Cops

When I’d been in Minneapolis four or five years, I got a flyer that said, “ATTENTION!!! WE HAVE A BIG PROBLEM!” There had been a gun fired across the street; young people would cut through the back yard, knock on a side window, enter through the front door, and leave after a few minutes; strangers would peek in the windows at all hours, so—CRACK HOUSE!

The pamphleteers wanted to do two things: have a meeting—this was Minnesota, after all—and send a letter to the father and son living in the house up for discussion, “offering help and demanding a cease to dangerous activities.”

The meeting was packed and included our councilwoman and a crisp representative of the police. When I got there, the politician was talking about what could be done to get rid of the bad guys, including harassment for code violations. When Fannie Lou Hamer, Annie Ponelle, and others tried to register to vote in the ‘60s, their bus driver was arrested because his bus looked too much like a school bus. The oppressed have no memory.

The married couple who lived next door were incensed because the police hadn’t managed—by any means necessary, even if they were bogus—to get the young man who lived there out.

The cop assured everybody that things would get better, their calls for help wouldn’t be ignored anymore, when the cops came out they’d be sure to make a report, calls from the neighborhood would be taken seriously, and so on.

I am astounded at the number of people who expect the police to protect them from their neighbors and who are not only willing to put up with incessant police presence but actually want more cops around. The gun-control people are no help without including government agents. Morally restricting the threat of violence to the government leads only to more oppression.

One man wanted more black police, since the bad guys were black. Race is no guarantee of anything in particular. There are a lot of black fools, black racists, black pigs. I bet some black guys become cops because that way somebody will have to pay attention to them. And police forces are havens for cowards, bullies and paranoids, because cops get to carry a gun, a profoundly stupid idea and the only way some of them stay in one piece. Nobody is as full of fear as cops, and with good reason.

If I were king, there would be no career cops. You could be a cop only a little while, maybe a year or two, and then you’d have to go back to whatever you were doing before. Anybody who wanted to be a cop would be unqualified.

I would draft cops, the way we used to draft soldiers. Local, temporary police. Some people long for the old days of the cop on the beat, but those days were better because the cop was part of the neighborhood, not because there were a lot of cops around. Cops who don’t live in the neighborhood are just mercenaries, like Blackwater, liable to turn on you at the drop of a dime.

My Minneapolis neighbors railed about zero tolerance for guns and drugs and gangs and illegal activity in general. When did tolerance get to be a bad thing? We tolerate cops with guns, why not other people? We all have the same right to defend ourselves, don’t we?

I don’t care about crime in my neighborhood. I care about safety in my neighborhood, but I don’t care that what somebody does is illegal. Crime can comprise anything, depending on what time it is where you are. Your being a criminal may just mean that you found a law worth breaking. The founding fathers were outlaws. I’m certainly not afraid of criminals as a group. Frederick Douglass, Mohandas Gandhi, Socrates, Martin Luther King, Nelson Mandela, Sitting Bull and Jesus were all criminals. A roomful of criminals could be a lot safer for you than a roomful of cops.

The only gang I’m concerned about is the gang of the rich, of the plutocracy—the police. They don’t have just colors, like street gangs, they have uniforms and battering rams and special cars and trucks and pretty much any weapon they want. The more fearful cops become, the more money politicians give them to protect themselves from imaginary threats, to defend themselves against things that don’t happen.

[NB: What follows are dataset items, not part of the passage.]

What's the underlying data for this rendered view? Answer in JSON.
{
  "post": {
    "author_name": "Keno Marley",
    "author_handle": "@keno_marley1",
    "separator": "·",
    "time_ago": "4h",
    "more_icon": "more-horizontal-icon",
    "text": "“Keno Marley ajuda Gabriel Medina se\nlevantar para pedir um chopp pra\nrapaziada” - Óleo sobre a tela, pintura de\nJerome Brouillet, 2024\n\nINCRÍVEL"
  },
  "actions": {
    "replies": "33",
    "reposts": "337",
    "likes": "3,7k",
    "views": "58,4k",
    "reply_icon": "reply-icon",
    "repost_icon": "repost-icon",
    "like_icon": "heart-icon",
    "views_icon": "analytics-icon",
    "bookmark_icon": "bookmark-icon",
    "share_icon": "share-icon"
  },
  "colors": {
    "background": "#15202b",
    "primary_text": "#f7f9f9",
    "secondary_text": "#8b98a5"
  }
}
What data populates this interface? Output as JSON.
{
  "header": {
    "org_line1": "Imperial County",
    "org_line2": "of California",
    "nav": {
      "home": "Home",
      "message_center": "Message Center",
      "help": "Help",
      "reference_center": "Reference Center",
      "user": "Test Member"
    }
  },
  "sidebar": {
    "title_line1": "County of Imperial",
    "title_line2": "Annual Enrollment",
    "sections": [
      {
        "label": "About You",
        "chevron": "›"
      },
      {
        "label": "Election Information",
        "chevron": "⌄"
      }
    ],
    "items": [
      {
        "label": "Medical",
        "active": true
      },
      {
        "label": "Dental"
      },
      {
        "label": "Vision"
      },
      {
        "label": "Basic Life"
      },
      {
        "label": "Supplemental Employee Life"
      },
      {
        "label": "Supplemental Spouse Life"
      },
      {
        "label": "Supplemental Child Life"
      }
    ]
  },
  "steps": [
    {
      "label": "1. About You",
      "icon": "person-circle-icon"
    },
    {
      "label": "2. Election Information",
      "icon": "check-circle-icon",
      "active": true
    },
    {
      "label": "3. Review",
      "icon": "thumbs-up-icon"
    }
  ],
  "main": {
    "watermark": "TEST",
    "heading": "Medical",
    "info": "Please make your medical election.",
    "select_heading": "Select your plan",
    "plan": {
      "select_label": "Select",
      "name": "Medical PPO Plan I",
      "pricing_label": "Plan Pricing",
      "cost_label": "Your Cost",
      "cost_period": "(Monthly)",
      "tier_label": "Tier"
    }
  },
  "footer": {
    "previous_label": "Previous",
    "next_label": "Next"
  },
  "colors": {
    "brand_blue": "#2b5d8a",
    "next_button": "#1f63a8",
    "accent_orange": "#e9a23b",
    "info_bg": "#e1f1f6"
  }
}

As sworn enforcers of the law, cops are always supporters of the way things are, no matter what that means, no matter what some mix of politicians has agreed on enough to pass into law. Cops resist change; that’s their job, never mind what the change is—unless it means more for them, more money, more power, more henchmen. Until their political overlords agree on something else, it’s illegal, or ought to be. A progressive cop is an oxymoron. It’s the way the job has been selected for, accidentally and deliberately. Blind obedience is useful. The way we’re doing things is always the right way.

In the ‘60s, criminals didn’t turn vicious dogs and fire hoses on civil-rights marchers; cops did, preventing the pernicious spread of letting the colored folks take a deep breath. Cops are still on the job, and this time the American Medical Association is on their side for the war on drugs; so we’re all—not just black people this time—saddled with a holy war on self-medication and self-determination.

Being thought of as warriors against evil and defenders of right rather than simply as enforcers for the power structure, cops are officially worth more than the rest of us. If you kill a cop, even to save yourself, you can write off the rest of your life. If a cop kills you, he gets a paid vacation. All our lives are equal. Yes, they are.